みると通信:『後見監督人』の制度について知ろう! その1
今回のコラムのテーマは、『後見監督人』です。
最近、成年後見制度に関して目や耳にする機会は増えていますよね。
その影響か、一般の方々にも「後見人」に対する認知度は高まっているように思います。
では、今回のテーマとなっている、「後見監督人」についてはご存知ですか?
実務上では、「後見人」にプラスして「後見監督人」が選任される、そのようなケースが増えつつあります。ですが、その存在や役割についてはあまり知られていないのではないでしょうか。
そこで今回は、「後見人」の陰で人知れず責務を果たしている「後見監督人」について取り上げてみることにしました。数回にわたってご紹介していきますから、どうぞ皆様最終回まで読まれて下さいね!
1.後見監督人とは・・・
さて、“そもそも、「後見人」についてよく知らないのだけど。”という方がいらっしゃいましたら、当ホームページでは、「後見人」にまつわる沢山の情報を掲載していますので、是非色々なページを閲覧して「後見人」について知っていただけると幸いです。
では、本題の「後見監督人」のお話しに入りましょう。
「後見監督人」は、一定の人からの申立て、又は家庭裁判所の職権で選任されます。必ず選任されるわけではなく、家庭裁判所が必要だと判断したときだけ選任されることになります。
ここで、皆様思い出してみてください。「後見人」は、自分の仕事に関して、「家庭裁判所」に報告や相談などを行うことで、家庭裁判所による監督を受けていましたよね。
“じゃあ、「後見監督人」が選任されると、家庭裁判所と後見監督人から二重に監督されるってこと!?”と思われる方がいらっしゃることでしょう。
確かに、後見監督人もまた後見人を監督する役割を担っています。でもこれは、「家庭裁判所」という公的な機関による監督だけではなかなか目の届きにくい部分を、専門的知識をもった第三者が後見人の身近なところで監督することにより、本人に対するサポート体制をより円滑で強固なものにする、といった補充的な意味合いがあります。
また、実務上では、残念ながら後見人によるお金の使い込みなどの不正が見られるようになったため、本人財産に対する侵害行為を防ぐために後見監督人を選任するといった処置が取られるようになりました。
高齢化社会が進み後見制度の利用が増加の一途を辿っている今、後見監督人が選任されるケースも増加しつつあり、ますます後見監督人が果たす役割は大きくなっているといえるでしょう。

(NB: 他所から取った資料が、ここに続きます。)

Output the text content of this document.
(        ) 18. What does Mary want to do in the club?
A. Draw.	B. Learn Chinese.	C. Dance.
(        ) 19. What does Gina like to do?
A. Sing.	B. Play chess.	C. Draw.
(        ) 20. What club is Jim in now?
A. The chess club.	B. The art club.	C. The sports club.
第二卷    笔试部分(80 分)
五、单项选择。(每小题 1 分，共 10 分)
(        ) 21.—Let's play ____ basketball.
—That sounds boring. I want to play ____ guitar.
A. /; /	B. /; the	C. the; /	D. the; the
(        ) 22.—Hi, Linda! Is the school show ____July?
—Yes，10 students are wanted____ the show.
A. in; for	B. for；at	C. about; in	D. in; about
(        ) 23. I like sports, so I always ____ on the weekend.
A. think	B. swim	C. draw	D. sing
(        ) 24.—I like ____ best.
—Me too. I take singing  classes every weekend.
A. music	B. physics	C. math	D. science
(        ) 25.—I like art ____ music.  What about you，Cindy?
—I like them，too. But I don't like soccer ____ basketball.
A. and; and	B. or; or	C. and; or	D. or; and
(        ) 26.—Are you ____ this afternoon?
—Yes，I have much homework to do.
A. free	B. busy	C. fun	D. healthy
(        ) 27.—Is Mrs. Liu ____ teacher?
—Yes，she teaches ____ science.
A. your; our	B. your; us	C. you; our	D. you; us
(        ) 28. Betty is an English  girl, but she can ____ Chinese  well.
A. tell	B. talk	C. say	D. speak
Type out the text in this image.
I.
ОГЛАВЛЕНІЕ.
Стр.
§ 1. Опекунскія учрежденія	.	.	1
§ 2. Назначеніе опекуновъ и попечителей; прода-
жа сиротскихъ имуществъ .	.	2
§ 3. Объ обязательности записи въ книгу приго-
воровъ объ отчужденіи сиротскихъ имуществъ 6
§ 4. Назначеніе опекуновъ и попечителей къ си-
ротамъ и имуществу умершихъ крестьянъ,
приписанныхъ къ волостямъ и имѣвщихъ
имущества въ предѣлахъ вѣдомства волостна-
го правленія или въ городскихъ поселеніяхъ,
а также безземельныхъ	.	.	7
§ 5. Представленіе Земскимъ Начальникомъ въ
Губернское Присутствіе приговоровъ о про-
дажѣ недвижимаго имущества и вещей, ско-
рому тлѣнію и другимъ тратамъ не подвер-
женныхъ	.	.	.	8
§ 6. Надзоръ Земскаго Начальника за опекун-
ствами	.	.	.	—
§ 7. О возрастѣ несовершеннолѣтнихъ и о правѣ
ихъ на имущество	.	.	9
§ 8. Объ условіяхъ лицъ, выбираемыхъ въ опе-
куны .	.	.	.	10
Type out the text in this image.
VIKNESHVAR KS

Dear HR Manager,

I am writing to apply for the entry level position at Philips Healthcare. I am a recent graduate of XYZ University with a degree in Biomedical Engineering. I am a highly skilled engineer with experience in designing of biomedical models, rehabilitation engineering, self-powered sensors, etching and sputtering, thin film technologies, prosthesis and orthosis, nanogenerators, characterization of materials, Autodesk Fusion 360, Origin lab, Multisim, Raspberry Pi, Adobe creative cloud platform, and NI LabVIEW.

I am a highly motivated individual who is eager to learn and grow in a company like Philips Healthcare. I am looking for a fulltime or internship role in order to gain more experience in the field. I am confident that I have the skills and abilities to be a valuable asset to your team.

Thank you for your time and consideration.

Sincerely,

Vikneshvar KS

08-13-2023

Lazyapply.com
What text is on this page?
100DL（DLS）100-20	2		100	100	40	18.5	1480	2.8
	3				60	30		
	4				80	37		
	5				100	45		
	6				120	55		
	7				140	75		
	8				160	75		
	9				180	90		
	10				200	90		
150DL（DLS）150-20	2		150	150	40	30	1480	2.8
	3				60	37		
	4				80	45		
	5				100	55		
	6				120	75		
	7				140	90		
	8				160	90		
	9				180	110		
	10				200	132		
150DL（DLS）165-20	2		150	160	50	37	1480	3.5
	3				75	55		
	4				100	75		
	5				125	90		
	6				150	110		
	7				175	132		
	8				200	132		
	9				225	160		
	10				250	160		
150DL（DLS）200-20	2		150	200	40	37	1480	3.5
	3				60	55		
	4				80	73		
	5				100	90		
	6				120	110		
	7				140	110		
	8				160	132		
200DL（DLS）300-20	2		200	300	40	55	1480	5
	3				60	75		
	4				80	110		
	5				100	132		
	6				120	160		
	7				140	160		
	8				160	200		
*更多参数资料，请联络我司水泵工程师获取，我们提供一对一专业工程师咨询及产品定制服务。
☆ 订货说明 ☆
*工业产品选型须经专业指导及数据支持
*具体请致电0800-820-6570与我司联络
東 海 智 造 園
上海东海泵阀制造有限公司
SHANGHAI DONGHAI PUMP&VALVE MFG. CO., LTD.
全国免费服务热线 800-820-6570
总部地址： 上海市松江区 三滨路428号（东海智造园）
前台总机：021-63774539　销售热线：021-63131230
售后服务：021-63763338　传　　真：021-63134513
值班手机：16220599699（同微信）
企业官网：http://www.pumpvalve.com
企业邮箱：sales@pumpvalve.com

2.どのようなときに後見監督人が選任される可能性があるのか
続いては、どのような場合に「後見監督人」が選任される可能性があるのかをご紹介しましょう。まず、「後見監督人」が選任されるのは、家庭裁判所が「必要である」と判断したとき、でしたね。この、必要性があるときとは、どのような場合なのかといいますと、具体的な例として次のようなケースが考えられます。
- 財産額が大きい、財産の種類が多岐にわたっている
- 後見の申立てを行う際に、本人について不動産の売買や遺産分割手続など、重要な課題や契約などの法律行為が見込まれている
- 遺産分割協議など後見人と本人との間で利益相反する行為について後見監督人に本人の代理をしてもらう必要がある
上記の他にも、下記ホームページにて、詳細な紹介がなされていますので、ご参考になさってください
- 東京家庭裁判所HP
「後見Q&A」の「Q12:成年後見人等に後見人等候補者以外の方が選任されたり,成年後見監督人等が選任されたりするのはどのような場合ですか?」
3.どんな人が後見監督人に選ばれるのか
ここまでお読み下さった方はすでにお分かりかと思いますが、「後見監督人」が選ばれるのは、「後見人」のみでは仕事の内容が難しい・専門的知識が必要、といった場合が多いと言えますよね。
もともと「後見人」として第三者の専門家が選任された場合には、その様な心配はありませんので、後見監督人が選ばれるのは、「後見人」として親族が選任されたときに、案件によっては、専門家が「後見監督人」に選任される、といった形式が多いようです。